How to apply axiom of choice on the universe of sets?

Question

If we have $\forall x(x\in X\to\exists y(y\in Y\land\varphi(x,y)))$, then we can define a function $f$ from $X$ to $\mathcal P(Y)\setminus\{\emptyset\}$ such that $f(x)=\{y\in Y|\varphi(x,y)\}$, and use axiom of choice to define a choice function $g$ from $\mathcal P(Y)\setminus\{\emptyset\}$ to $Y$ so that the composition $g\circ f$ is a function mapping each $x\in X$ to some $y\in Y$ that satisfies $\varphi(x,y)$.

But if we instead have $\forall x(x\in X\to\exists y(\varphi(x,y)))$, is it still possible to construct a function from each $x\in X$ to some $y$ that satisfies $\varphi(x,y)$, with codomain given by axiom schema of replacement? Is it possible to "make a choice" from the universe of sets instead of from some set $Y$?

Answer 1

If you assume the axiom of foundation, then yes, this is possible. If you do not assume the axiom of foundation, it may be impossible.

The relevant axiom scheme is the axiom scheme of (strong) collection. This scheme can be phrased as follows:

Suppose $\forall x \in X \exists y (\phi(x, y))$. Then there is some indexed family of inhabited sets $\{Y_x\}_{x \in X}$ such that $\forall x \in X \forall y \in Y_x (\phi(x, y))$.

Over the axiom of choice, the collection scheme is equivalent to your proposed choice scheme.

For suppose the collection scheme, and pick some $\{Y_x\}_{x \in X}$ as described. Then the axiom of choice tells us $\prod\limits_{x \in X} Y_x$ has an element $f$, and we see that $\forall x \in X (\phi(x, f(x)))$.

Conversely, suppose there is some function $f$ with domain $X$ such that $\forall x \in X (\phi(x, f(x)))$. Then we can define $Y_x = \{f(x)\}$. As you’d expect, no choice is needed for this direction.

Let’s take a look at the axiom scheme of collection. It is well-known that this scheme follows from $ZF$ set theory using the so-called “Scott’s Trick”. This requires some knowledge of the “cumulative hierarchy” and the axiom of foundation, but if you’ve made a usual introductory study of $ZF$ set theory, it will be within your grasp.

However, it is also known that in $ZFC^{-}$ - that is, $ZFC$ without the axiom of foundation - the axiom scheme of collection can fail. For more details on this, see this question and answer. Be warned that this answer is highly technical and references another technical answer - you should be familiar with permutation models of ZF with atoms and how these can be translated into models with Quine atoms before proceeding.
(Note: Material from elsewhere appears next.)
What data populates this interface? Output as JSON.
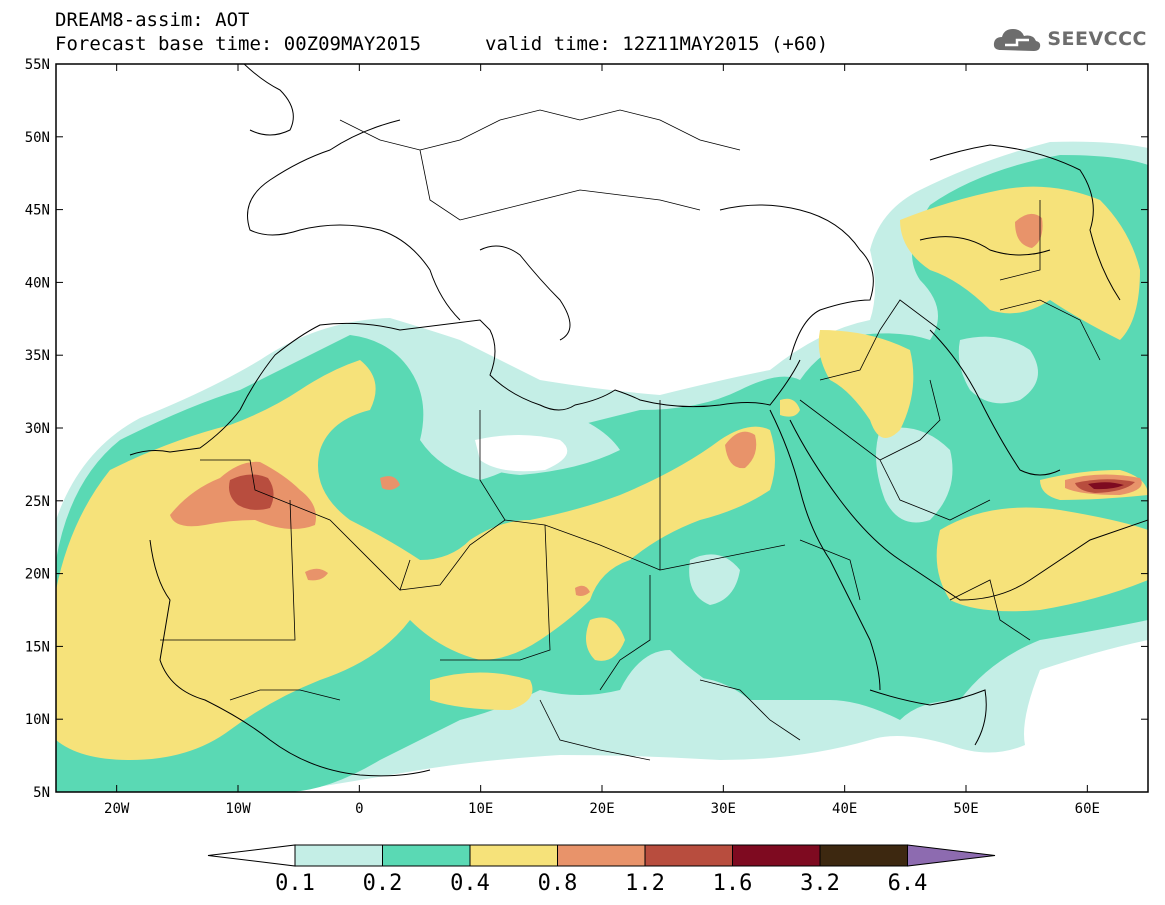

Notwithstanding all of this, there is a broad class of instances of the axiom scheme of collection, known as “structural collection”, which always holds even in $ZFC^{-}$ due to the presence of the axiom of choice.

For some elaboration on this and a summary of this topic (and some alternatives to foundation), I would recommend my own answer to this question. My answer does use the language of classes, so be warned.

From your comments, you seem like you may be unfamiliar with how to translate statements about classes into statements about sets; I find the perspective in Kunen’s book Set Theory: An Introduction to Independence Proofs to be a useful one if you dislike the “ontology” of classes. He explains how to translate a statement involving classes into a metatheorem about set theory.